Question #1: Seven people are to be seated at a round table. Bill and Bob don't want to sit next to each other. How many seating arrangements are possible?

Total # of arrangements around the circular table: \((7-1)!=6!\);
Arrangements when Bill and Bob sit next to each other: 5!*2: consider Bill and Bob as one unit - {Bill, Bob}. Now we have total 6 units: {Bill, Bob}, {1}, {2}, {3}, {4}, {5}. Total # of arrangements of these 6 units around the table is \((6-1)!=5!\) and Bill and Bob within the unit can be arranged in 2 way: {Bill, Bob} and {Bob, Bill};

So, # of arrangements when Bill and Bob don't sit next to each other is: \(6!-2*5!\).

Question #2: Seven people are to be seated at a round table. Bill and Bob don't want to sit opposite to each other. How many seating arrangements are possible?

Now, if we consider "opposite" to mean "directly opposite", meaning that Bill and Bob shouldn't sit at the endpoints of the diameter of the circular table, then total # of arrangements will simply be \((7-1)!=6!\), because if 7 (odd) people are distributed evenly around a circle no two people are directly opposite each other (no diagonal in 7 sided regular polygon passes through the center).

If the question were: SIX people are to be seated at a round table. Bill and Bob don't want to sit opposite to each other. How many seating arrangements are possible?

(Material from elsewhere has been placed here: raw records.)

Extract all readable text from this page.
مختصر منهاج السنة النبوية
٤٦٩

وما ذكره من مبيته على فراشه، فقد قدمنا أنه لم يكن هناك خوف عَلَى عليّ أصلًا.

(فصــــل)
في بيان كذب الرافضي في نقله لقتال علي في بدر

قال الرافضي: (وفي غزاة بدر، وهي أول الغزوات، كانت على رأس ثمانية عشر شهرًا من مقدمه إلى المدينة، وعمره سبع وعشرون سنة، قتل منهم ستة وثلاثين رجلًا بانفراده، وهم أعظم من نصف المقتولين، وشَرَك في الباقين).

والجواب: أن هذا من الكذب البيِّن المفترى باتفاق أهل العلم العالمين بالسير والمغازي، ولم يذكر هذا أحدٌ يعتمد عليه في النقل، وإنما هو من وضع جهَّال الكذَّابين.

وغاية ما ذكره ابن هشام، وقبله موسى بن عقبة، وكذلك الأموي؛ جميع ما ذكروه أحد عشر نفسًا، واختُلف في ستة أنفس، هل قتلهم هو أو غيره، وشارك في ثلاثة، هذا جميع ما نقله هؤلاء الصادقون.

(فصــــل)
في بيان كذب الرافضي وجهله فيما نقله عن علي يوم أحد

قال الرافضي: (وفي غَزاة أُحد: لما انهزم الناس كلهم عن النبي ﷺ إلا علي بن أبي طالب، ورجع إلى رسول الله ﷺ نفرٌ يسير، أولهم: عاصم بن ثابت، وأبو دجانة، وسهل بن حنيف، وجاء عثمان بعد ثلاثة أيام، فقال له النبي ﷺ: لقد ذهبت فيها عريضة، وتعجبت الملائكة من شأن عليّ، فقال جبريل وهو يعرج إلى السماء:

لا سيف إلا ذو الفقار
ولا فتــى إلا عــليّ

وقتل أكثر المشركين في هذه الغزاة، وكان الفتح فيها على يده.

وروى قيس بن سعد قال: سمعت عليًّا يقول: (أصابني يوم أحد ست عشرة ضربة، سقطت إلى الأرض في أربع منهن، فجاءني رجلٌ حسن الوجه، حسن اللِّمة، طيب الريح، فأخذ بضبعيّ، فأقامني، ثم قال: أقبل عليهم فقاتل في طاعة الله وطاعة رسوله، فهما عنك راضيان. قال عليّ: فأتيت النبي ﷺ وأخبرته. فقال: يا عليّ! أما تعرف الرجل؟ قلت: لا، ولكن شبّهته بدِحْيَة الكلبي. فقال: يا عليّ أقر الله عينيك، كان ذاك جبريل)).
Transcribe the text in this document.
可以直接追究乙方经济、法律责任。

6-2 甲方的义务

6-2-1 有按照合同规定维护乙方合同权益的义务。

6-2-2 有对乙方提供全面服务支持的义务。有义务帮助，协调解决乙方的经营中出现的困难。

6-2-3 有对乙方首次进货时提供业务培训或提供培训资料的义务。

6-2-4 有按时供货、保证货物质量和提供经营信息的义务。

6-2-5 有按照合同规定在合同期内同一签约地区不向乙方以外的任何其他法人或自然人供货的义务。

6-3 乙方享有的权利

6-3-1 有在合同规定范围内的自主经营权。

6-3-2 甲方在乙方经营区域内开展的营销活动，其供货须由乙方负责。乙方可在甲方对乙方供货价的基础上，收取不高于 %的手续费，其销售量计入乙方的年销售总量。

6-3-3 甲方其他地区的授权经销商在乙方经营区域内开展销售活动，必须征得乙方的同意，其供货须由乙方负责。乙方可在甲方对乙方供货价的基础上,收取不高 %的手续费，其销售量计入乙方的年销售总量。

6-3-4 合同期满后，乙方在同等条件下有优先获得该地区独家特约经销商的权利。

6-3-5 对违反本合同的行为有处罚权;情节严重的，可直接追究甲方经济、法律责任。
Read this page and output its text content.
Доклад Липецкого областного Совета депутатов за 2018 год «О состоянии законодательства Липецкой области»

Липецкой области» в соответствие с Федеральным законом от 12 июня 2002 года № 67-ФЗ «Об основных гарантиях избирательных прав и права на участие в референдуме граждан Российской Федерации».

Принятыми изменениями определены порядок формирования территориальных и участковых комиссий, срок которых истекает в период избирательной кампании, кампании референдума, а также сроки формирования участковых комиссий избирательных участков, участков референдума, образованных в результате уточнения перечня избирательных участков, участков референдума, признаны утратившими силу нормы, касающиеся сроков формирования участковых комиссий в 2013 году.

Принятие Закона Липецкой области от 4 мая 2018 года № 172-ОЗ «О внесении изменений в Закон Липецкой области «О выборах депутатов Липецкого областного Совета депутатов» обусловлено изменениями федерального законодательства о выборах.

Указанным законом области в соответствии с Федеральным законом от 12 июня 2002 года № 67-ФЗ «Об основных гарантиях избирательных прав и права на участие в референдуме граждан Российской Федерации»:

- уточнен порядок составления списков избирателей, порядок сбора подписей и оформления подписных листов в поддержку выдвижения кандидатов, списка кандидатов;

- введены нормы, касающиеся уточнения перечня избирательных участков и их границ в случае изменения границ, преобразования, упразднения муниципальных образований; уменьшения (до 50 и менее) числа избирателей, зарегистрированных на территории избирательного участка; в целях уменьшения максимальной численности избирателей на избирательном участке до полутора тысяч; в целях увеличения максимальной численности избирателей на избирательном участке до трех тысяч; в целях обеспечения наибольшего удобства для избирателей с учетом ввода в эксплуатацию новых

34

Total # of arrangements around the circular table: \((6-1)!=5!\);

Now, Bill can have 5 people opposite him. In 1/5 of the cases he'll be opposite Bob (in equal # of arrangements he'll be opposite each of these 5 people), so all but these 1/5 of the cases are acceptable (4/5 of the cases are acceptable). So # of arrangements when Bill and Bob don't sit opposite each other is: \(5!*\frac{4}{5}\).